De 2013 até 2016, os emplacamentos passaram de 154,5 mil para 50,2 mil, recuo de 67,5%, segundo a Federação Nacional de Distribuição de Veículos (Fenabrave). De acordo com Lima, em 2015 e 2016 os emplacamentos foram insuficientes até para cobrir a taxa de depreciação do setor. Desde maio do ano passado, porém, Lima diz que a demanda pelo transporte rodoviário vem se recuperando mais rapidamente do que setores como a indústria. "Há uma restrição de outros modais", o que deixa os produtores reféns do transporte sobre rodas, de acordo com Lima. Borges, da LCA, acrescenta que, na comparação entre o acumulado de janeiro a maio deste ano com o mesmo período do ano passado, há uma alta de 54% dos licenciamentos de caminhões.

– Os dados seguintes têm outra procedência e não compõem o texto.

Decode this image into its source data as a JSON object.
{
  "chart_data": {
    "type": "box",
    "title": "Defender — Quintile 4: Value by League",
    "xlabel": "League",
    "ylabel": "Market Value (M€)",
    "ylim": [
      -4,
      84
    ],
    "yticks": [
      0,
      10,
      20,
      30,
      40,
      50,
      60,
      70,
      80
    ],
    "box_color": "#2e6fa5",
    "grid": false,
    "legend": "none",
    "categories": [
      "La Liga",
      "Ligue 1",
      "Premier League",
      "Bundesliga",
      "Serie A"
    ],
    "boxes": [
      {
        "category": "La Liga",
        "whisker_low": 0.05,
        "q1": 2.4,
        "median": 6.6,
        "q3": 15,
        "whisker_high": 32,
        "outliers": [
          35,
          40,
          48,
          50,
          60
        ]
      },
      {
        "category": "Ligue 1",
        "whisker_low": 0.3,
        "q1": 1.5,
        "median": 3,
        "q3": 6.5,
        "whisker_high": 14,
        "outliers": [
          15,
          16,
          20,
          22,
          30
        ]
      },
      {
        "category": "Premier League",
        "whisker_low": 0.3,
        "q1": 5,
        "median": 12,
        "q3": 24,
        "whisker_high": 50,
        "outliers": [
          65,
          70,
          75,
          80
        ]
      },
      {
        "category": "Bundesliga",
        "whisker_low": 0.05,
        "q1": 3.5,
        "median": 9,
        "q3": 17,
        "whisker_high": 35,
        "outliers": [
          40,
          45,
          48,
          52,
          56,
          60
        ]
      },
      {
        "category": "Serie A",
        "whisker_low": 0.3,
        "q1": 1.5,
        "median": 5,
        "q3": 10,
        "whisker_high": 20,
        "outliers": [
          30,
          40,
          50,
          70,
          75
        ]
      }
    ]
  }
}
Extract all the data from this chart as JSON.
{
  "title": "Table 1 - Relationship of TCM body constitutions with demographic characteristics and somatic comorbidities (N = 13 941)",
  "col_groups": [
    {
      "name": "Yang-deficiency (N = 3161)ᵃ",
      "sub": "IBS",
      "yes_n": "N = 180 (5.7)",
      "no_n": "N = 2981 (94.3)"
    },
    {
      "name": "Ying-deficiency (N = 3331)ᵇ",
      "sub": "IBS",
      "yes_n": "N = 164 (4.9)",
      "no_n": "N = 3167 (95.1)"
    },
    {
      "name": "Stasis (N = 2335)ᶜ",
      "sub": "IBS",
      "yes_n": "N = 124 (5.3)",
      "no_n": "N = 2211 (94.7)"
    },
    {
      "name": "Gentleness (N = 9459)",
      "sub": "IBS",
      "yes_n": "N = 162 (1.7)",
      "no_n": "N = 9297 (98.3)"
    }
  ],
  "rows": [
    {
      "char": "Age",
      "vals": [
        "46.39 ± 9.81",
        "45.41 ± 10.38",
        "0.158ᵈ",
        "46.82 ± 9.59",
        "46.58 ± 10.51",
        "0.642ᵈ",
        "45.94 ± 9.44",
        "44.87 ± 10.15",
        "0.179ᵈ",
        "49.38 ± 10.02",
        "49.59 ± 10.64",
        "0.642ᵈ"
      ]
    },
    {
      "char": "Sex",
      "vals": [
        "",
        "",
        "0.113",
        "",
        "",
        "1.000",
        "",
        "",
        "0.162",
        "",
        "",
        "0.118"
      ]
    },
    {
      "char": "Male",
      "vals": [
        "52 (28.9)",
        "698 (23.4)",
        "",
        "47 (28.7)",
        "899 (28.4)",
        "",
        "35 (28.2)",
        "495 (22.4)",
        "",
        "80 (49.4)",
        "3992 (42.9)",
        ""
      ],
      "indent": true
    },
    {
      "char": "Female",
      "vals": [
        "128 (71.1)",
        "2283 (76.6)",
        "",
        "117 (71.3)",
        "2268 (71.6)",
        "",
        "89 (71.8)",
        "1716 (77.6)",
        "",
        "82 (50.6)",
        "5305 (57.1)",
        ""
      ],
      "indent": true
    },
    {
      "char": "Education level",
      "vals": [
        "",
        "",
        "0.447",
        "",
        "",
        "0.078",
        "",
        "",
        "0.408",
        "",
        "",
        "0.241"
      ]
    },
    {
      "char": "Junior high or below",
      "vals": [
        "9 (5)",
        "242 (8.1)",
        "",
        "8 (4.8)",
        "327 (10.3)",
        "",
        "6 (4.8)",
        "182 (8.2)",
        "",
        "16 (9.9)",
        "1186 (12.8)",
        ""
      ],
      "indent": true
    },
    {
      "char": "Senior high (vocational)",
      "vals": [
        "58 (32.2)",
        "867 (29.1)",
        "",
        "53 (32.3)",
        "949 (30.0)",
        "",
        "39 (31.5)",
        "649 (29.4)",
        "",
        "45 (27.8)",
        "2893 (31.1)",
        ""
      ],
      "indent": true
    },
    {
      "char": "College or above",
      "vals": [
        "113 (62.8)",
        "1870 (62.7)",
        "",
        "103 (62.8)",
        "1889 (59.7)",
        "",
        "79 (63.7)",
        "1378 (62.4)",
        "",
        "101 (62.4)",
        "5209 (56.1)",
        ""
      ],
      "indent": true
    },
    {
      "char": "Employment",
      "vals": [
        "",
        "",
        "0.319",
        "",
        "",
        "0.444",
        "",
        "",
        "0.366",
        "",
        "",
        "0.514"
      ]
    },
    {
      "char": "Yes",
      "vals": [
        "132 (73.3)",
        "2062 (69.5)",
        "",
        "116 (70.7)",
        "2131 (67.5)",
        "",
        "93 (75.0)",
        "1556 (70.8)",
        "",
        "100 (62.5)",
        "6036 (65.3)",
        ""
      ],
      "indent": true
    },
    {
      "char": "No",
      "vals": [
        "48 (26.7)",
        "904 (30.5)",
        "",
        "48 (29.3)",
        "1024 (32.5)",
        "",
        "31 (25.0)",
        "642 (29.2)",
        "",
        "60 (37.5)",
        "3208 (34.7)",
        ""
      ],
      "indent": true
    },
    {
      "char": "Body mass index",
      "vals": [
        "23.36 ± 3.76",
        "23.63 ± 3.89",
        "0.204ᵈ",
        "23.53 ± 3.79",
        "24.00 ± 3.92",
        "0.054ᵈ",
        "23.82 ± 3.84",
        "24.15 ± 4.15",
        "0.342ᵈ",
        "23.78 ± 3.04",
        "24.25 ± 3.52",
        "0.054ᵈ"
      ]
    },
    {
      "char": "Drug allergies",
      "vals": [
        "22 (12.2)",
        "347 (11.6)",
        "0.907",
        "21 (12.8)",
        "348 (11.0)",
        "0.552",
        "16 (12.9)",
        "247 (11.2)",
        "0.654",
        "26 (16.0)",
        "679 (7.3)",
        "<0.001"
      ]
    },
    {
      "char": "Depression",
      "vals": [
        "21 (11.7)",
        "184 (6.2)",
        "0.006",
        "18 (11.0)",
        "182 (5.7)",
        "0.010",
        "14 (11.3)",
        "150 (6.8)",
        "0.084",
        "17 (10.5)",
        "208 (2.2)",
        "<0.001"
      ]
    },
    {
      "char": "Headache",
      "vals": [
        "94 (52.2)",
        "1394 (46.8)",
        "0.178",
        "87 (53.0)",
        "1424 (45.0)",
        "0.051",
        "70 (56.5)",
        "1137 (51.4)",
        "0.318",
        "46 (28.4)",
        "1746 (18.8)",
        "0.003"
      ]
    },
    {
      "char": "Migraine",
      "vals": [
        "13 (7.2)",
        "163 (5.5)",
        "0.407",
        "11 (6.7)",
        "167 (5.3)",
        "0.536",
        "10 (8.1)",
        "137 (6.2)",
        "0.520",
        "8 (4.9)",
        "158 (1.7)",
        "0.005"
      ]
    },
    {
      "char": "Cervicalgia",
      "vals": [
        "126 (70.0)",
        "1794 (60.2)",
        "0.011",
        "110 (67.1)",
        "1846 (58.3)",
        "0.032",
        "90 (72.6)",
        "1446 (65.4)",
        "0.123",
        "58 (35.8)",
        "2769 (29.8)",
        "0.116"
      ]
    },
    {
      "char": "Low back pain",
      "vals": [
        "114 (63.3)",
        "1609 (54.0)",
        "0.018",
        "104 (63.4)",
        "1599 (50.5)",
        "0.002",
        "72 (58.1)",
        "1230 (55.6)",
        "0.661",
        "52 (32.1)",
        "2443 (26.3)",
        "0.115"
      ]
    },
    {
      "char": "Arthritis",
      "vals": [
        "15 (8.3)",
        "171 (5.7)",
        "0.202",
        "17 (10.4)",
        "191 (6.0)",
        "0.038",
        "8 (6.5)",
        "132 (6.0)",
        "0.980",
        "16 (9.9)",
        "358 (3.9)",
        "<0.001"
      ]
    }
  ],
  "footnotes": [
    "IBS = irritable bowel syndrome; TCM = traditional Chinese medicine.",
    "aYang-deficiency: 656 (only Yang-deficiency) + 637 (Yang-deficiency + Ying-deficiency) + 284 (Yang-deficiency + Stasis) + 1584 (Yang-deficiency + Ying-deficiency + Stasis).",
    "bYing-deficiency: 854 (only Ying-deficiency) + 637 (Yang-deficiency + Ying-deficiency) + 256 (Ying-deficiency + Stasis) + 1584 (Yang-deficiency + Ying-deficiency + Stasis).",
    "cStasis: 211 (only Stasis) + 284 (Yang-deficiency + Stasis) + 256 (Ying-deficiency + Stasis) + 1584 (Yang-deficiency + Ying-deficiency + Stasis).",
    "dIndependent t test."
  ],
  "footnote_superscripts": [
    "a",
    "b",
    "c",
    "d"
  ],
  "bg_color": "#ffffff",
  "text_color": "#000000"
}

No dado dessazonalizado anualizado, o licenciamento em maio ficou na casa das 70 mil unidades, "claramente acima da depreciação do estoque", em torno de 50 mil unidades. Tudo isso, segundo ele, reforça a ideia de que não houve excesso de oferta. Para Nelson Barbosa, ex-ministro do Planejamento e da Fazenda durante o governo Dilma Rousseff e também pesquisador do Ibre-FGV, o Programa de Sustentação de Investimentos (PSI) pode ser criticado por seu custo fiscal, mas não faz sentido responsabilizar pelos problemas atuais um programa que teve o seu auge há cinco anos. "A crítica do custo fiscal é uma crítica válida. E é óbvio que, se houvesse menos caminhões, haveria menos oferta.

Mas não dá para ignorar o elefante no meio da sala. E o elefante no meio da sala é o aumento do imposto sobre combustíveis e da cotação internacional do petróleo, combinada com a desvalorização do câmbio", diz o economista. Barbosa lembra que, adicionalmente a uma alta de tributos feita na sua época de governo em fevereiro de 2015, o governo Temer, premido pela falta de recursos, elevou novamente o PIS/Cofins sobre os combustíveis em julho de 2017.

"Não houve greve na época porque o preço do petróleo estava algo estável", diz. Naquele momento, a Petrobras já tinha mudado a política de preços, primeiro repassando periodicamente as oscilações do mercado internacional, e depois diariamente.

Quando ocorre a disparada do petróleo em 2018, juntam-se as duas coisas: imposto e cotação internacional. Borges, da LCA, admite que há indícios de que pode ter havido "uma expansão excessiva da frota" de caminhões. Um deles é que a carga média por caminhão caiu 3,9% no biênio 2012- 2013 em relação ao período 2003- 2011. Ele diz, no entanto, que "a queda pode ter decorrido, ao menos parcialmente, de uma maior utilização de ferrovias e outros modais". Borges ressalta ainda que a situação dos caminhoneiros se agravou de vez com a alta dos preços do combustível.

Nos cálculos dele, os custos do setor de transporte de cargas rodoviárias subiram 4% acima do Índice de Preços ao Consumidor Amplo (IPCA) entre meados de 2016 e abril deste ano.